Gorgias (c. 487 - 376 B.C.) was a Pre-Socratic Greek philosopher, orator and rhetorician from Sicily. Along with Protagoras, he was one of the major figures in the first generation of Sophists.

Both Plato and Aristotle criticized Gorgias severely, labeling him as a mere sophist (in the derogatory sense of "sophistry") whose primary goal was to make money by appearing wise and clever, and not a true philosopher. However, he was undeniably highly influential and, in bringing his rhetorical innovations from his native Sicily to Athens and Attica, he also contributed to the diffusion of the Attic dialect as the language of literary prose.

Life

Gorgias (pronounced GOR-jas) was born around 487 B.C. (or possibly 483 B.C.) in Leontini, a Greek colony in Sicily. His father was named Charmantides, and he had at least two siblings, a brother named Herodicus and a (unnamed) sister. In his youth, he may have been a pupil of Empedocles, although he would only have been a few years younger. He was familiar with the works of Zeno of Elea and used his paradoxes (especially the so-called "arguments against motion") in his own work.

He was already about sixty when he was sent in 427 B.C. to Athens by his fellow-citizens at the head of an embassy to ask for Athenian protection against the aggression of the neighboring Syracusans. On completing his mission, he subsequently settled in Athens, probably due to the enormous popularity of his style of oratory and the profits he could make from his performances and rhetoric classes.

Like other Sophists, he was an itinerant, practicing in various cities and giving public exhibitions of his rhetorical skill at the great pan-Hellenic centers of Olympia and Delphi (including inviting questions from the audience and giving impromptu replies), and charged substantial fees for his instruction and performances. His florid, rhyming style seemed to almost hypnotize his audiences, and his powers of persuasion were legendary.

Among his distinguished students in Athens were Isocrates (436 - 338 B.C., one of the greatest and most influential orators of his time), Critias (460 - 403 B.C., a leading member of the so-called Thirty Tyrants of Athens), Alcibiades (c. 450 - 404 B.C., a prominent Athenian statesman, orator and general), Thucydides (c. 460 - 395 B.C., an important historian), Agathon (c. 448 - 400 B.C., a popular tragic poet) and Pericles (c. 495 - 429 B.C., a prominent and influential statesman, orator and general of Athens).

Gorgias is reputed to have lived to be over one hundred years old, before dying at Larissa in Thessaly in about 375 B.C. or 376 B.C. He had accumulated considerable wealth by the time of his death, enough to commission a gold statue of himself for a public temple.

Work Back to Top

Gorgias transplanted rhetoric from his native Sicily to Athens and Attica, and in the process contributed to the diffusion of the Attic dialect as the language of literary prose.
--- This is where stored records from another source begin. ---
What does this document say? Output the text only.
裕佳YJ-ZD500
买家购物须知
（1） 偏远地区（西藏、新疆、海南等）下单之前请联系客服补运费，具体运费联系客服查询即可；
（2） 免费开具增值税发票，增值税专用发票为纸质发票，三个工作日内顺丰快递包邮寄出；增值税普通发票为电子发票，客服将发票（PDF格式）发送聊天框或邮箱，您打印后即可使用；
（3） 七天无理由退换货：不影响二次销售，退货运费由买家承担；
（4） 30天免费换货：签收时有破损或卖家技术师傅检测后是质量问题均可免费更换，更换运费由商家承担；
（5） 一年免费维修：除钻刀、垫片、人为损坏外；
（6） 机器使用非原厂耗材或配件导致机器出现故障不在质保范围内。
He ushered in rhetorical innovations involving structure and ornamentation and the introduction of paradoxes and paradoxical expression, for which he has been labeled the "father of sophistry". His rhetorical works (including the "Encomium of Helen", "Defence of Palamedes" and "Epitaphios") come down to us via a work entitled "Technai", a manual of rhetorical instruction.

Unlike other Sophists like Protagoras, Gorgias did not profess to teach arete (or virtue), believing that there was no absolute form of virtue but that it was relative to each situation. He believed that rhetoric was the king of all other sciences, since it was capable of persuading any course of action. Thus, much of the debate over the nature and value of rhetoric, began with Gorgias. Plato (one of Gorgias’ greatest critics) was speaking in direct opposition to Gorgias, when he argued that rhetoric gives the ignorant the power to seem more knowledgeable than an expert to a group, and that Gorgias was merely an orator who entertains his audience with his eloquent words while believing that it is unnecessary to learn the truth about actual matters.

A lost work, "On Nature" or "On Non-Existence", was one of Gorgias few essays into Metaphysics. It is available to us only in paraphrases from Sextus Empiricus (2nd or 3rd Century A.D.) and others, and it is generally skeptical in outlook, intended both as a refutation and as a parody of the Eleatic School, and particularly of Parmenides. It is usually presented as a three-point argument: 1) nothing exists; 2) even if something exists, nothing can be known about it; and 3) even if something can be known about it, knowledge about it can't be communicated to others. His point was to prove that it is just as easy to demonstrate that being is one, unchanging and timeless as it is to prove that being has no existence at all.